Role of phosphoinositide 3-kinase in platelet responses to platelet-activating facto

Platelets are necessary for hemostasis but are also involved in a broad range of pathophysiologic processes such as atherosclerosis and thrombosis. Platelet activating factor (PAF), an inflammatory mediator, is an important physiological regulator of platelet function. The major objective of this work was to determine the role of phosphoinositide 3-kinase (PI 3-kinase) in platelet responses to platelet activating factor. We show, for the first time in platelets, that PAF activates PI 3-kinase over a rapid time course that correlates closely with the aggregation response. The potent PI 3-kinase inhibitors, wortmannin and 2-(4-morpholinyl)-8-phenyl-4H-1-benzopyran-4-one (LY294002) were used to probe the dependence of PAF-induced aggregation and dense granule release on PI 3-kinase. Both compounds markedly inhibited PAF-induced aggregation; however, only at low activation states giving reversible aggregation (primary phase) did this correlate with PI 3-kinase inhibition.

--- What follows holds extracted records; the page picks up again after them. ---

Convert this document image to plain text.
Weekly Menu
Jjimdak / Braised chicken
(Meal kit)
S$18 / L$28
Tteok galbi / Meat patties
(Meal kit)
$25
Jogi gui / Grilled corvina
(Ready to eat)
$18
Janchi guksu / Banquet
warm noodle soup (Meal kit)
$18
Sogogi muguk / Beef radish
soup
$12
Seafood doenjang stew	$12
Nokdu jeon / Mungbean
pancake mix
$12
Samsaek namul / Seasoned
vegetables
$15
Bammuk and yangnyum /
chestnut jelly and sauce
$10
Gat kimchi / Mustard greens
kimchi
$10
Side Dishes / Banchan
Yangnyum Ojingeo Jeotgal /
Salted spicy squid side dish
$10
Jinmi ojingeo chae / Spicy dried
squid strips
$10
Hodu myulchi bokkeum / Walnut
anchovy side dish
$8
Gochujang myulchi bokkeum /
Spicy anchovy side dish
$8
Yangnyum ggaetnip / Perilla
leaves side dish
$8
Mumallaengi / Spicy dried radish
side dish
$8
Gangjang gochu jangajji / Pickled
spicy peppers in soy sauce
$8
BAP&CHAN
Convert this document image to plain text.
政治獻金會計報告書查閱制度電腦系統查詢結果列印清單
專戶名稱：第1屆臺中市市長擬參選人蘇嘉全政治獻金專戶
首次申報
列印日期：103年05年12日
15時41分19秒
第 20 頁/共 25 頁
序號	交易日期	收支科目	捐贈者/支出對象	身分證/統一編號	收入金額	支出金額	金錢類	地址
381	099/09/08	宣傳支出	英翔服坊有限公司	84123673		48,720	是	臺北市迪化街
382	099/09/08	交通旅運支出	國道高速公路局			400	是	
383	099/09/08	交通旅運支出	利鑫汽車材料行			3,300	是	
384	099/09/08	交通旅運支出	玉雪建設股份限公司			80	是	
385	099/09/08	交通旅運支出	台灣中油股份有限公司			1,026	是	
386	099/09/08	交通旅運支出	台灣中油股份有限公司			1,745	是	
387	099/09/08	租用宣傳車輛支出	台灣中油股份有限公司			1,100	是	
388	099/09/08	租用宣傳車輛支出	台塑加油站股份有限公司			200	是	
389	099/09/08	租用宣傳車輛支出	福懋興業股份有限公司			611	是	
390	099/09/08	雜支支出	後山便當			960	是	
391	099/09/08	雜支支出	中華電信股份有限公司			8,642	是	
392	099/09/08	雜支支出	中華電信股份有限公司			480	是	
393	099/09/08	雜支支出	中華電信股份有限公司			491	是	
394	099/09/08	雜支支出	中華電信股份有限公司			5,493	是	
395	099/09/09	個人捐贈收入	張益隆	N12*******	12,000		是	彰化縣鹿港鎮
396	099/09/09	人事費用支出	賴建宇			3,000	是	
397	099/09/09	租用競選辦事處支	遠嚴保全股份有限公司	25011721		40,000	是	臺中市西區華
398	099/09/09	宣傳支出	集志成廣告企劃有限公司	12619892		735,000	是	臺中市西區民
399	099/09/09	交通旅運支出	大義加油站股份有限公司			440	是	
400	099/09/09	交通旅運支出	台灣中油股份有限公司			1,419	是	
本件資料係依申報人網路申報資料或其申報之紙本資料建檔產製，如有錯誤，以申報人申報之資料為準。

Secretion, measured as release of $sp3$H-hydroxytryptamine, was inhibited to a maximum of 30% and only at low concentrations of PAF. We suggest that PI 3-kinase activation is important for reversible (primary) aggregation of platelets in response to PAF, perhaps by contributing to the 'inside-out' activation of platelet glycoprotein IIbIIIa, the fibrinogen receptor. PI 3-kinase only plays a minor role in PAF induced dense granule release at low activation states. Both responses are dramatically less dependent on PI 3-kinase activity when high concentrations of PAF are used, suggesting greater contribution from other pathways. Tyrosine kinases appear to be important regulators of PI 3-kinase at high PAF levels as stimulation results in a greater than 10 fold increase in PI 3-kinase activity associated with tyrosine-phosphorylated proteins. The p85 regulatory subunit of PI 3-kinase is not tyrosine-phosphorylated. Rather, the enzyme associates rapidly with a major tyrosine-phosphorylated 115 kDa protein, a potential regulator of PI 3-kinase activation in platelets. This protein was not immunoreactive with several antibodies to proteins in this molecular weight range known to be tyrosine phosphorylated and to associate with PI 3-kinase on cell activation.